IMHO the main essence of a Feistel cipher of block length $n$ is the working of a non-linear function $F$ that is applied to the two halves of the block of length $n/2$.
Now suppose a certain block cipher of block length $n$ as well as two keys of it are given. If one employs the given block cipher in the sense of $F$ on each half of a larger block of length $2n$ in parallel (actually invoked alternatingly with the two keys) for a number of rounds, one obtains evidently a new block cipher of Feistel genre having doubled block length and requiring a doubled key length.
Could anything in general be said on the security (or insecurity) of such a scheme?
It may be of interest to also examine the special case where the two keys are identical.

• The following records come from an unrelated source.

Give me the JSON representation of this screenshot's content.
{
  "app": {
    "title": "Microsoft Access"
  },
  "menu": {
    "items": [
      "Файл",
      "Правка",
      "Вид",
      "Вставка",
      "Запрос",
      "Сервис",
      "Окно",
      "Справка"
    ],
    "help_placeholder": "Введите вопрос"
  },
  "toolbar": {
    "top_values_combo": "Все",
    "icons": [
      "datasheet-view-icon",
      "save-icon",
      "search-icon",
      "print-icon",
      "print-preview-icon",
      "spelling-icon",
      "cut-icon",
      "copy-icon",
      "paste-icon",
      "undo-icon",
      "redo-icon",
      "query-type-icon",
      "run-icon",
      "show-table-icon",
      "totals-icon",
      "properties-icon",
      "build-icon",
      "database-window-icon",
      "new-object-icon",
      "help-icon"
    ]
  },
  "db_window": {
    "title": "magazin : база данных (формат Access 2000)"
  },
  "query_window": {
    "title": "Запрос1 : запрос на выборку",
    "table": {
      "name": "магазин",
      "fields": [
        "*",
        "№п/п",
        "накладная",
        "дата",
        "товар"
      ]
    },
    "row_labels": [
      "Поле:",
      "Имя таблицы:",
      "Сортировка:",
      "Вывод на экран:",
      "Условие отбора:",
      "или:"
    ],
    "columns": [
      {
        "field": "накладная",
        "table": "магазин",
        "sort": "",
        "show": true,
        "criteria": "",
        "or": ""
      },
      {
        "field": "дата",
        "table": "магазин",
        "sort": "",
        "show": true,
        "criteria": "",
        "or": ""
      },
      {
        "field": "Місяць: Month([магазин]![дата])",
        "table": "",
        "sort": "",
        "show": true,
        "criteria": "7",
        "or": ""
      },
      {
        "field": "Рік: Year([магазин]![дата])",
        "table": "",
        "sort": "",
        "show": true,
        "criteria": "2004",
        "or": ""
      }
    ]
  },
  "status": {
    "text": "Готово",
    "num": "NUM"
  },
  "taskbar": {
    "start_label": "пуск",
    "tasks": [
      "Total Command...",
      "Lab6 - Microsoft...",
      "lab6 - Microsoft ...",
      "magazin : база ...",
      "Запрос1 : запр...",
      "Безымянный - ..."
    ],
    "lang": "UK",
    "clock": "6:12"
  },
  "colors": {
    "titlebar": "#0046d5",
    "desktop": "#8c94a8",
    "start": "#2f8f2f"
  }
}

The scheme can be trivially generalized to achieve a block length of the larger cipher of $m \times n$ where $m \geq 2$ operating on $m$ subblocks of length $n$ as follows, with $E(K,P)$ denoting the given block cipher and $K[*]$ denoting the array of the keys:
for i in [1 .. number_of_rounds] do for j in [1 .. m] do subblock[j+1 mod m] ^= E(K[j],subblock[j])
Note that, in case $m$ is not fixed but the plaintext length is $m \times n$ (and there is one or more keys) one obtains a special kind of block chaining with the given block cipher.
Certainly there is an efficiency issue that needs to be examined for practical applications of the scheme.